Cian entered a completely revamped Big Brother house in Hertfordshire during the programme's 9pm kick-off last night on Virgin Media Two.

The fly-on-the-wall reality show has been running since 2000.

However, its UK producers revealed this season will be the last and hinted it will be nothing like it was before, and signed off with an ominous-sounding tweet that "this game must end".

The new decor is designed to remind contestants that they are part of a game.

The set has beds numbered and arranged to look like a prison, with slogans like "live by the sword" adorning the walls. Even the loo offers no apparent refuge, with a giant mural of a rat crawling down the wall.

Orwellian slogans are scattered around the house, with messages to contestants such as "Big Brother needs you" and "all dressed up and nowhere to go".

Cian, who works as a customer service agent for a mobile phone gaming company, said he joined the show as a social experiment.

"It's something different. It's fun," he said.

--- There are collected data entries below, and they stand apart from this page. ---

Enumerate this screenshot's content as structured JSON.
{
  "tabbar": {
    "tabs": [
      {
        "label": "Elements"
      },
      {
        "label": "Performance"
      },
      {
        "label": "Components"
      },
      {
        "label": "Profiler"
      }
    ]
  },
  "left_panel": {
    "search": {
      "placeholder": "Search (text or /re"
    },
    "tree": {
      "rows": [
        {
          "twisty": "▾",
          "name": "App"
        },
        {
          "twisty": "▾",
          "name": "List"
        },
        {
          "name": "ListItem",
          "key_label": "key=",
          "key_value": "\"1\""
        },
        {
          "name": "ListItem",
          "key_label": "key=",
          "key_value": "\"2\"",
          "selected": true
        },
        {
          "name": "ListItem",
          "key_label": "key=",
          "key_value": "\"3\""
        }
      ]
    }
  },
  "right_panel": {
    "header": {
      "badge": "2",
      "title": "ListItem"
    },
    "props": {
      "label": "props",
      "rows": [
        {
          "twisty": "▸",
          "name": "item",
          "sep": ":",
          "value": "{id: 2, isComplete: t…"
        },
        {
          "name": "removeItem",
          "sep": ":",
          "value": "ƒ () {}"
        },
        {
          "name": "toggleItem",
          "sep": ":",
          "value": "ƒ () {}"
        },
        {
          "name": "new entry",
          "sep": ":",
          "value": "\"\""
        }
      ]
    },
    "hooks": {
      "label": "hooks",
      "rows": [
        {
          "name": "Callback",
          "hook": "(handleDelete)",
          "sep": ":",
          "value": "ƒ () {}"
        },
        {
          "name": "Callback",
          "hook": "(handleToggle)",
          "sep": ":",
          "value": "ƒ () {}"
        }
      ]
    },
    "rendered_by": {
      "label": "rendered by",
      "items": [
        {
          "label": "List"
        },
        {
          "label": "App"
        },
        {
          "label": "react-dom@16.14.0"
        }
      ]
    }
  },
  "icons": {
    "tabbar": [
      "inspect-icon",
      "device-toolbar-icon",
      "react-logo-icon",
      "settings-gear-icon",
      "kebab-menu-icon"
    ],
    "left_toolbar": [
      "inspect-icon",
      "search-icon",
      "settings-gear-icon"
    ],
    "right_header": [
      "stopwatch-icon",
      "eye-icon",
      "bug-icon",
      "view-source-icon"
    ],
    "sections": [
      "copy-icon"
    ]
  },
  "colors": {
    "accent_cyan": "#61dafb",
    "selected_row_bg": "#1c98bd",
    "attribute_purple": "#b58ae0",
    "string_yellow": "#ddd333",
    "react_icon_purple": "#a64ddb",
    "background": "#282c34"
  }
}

As to what he can bring to the show, he said: "A little bit of rural Ireland maybe.

"I'll probably just bring my own personality.


"I don't know what it is. I couldn't pinpoint my exact personality. Hopefully I'll bring some fun and a good ear to listen."

Coming from a large family, he described himself as a "team player" who wants to "create a family atmosphere" the best he can.

While he admitted to occasionally talking to himself and "just randomly saying words out loud", he said he was happy to share the house with others.

"Sharing a room with lots of other people won't bother me at all," he said.

"It'll feel really cosy. I love sharing a room with people."

He added that he felt "so appreciative and blessed to be part of it, so I am going to give it my all".

"I am going to absolutely embrace it, it's going to be fun," he added.

Cian said he would not take kindly to narcissistic housemates who were "pompous, arrogant, self-centred".

He said he would embrace someone who was empathetic and respectful that they were all in the situation together.

"And someone with a good sense of humour. I think we all need that," he added.

As for who or what he would miss most during his stay, he said his mother and his mobile phone.

"I'll get used to not having it, but I'll miss people more than objects," he said.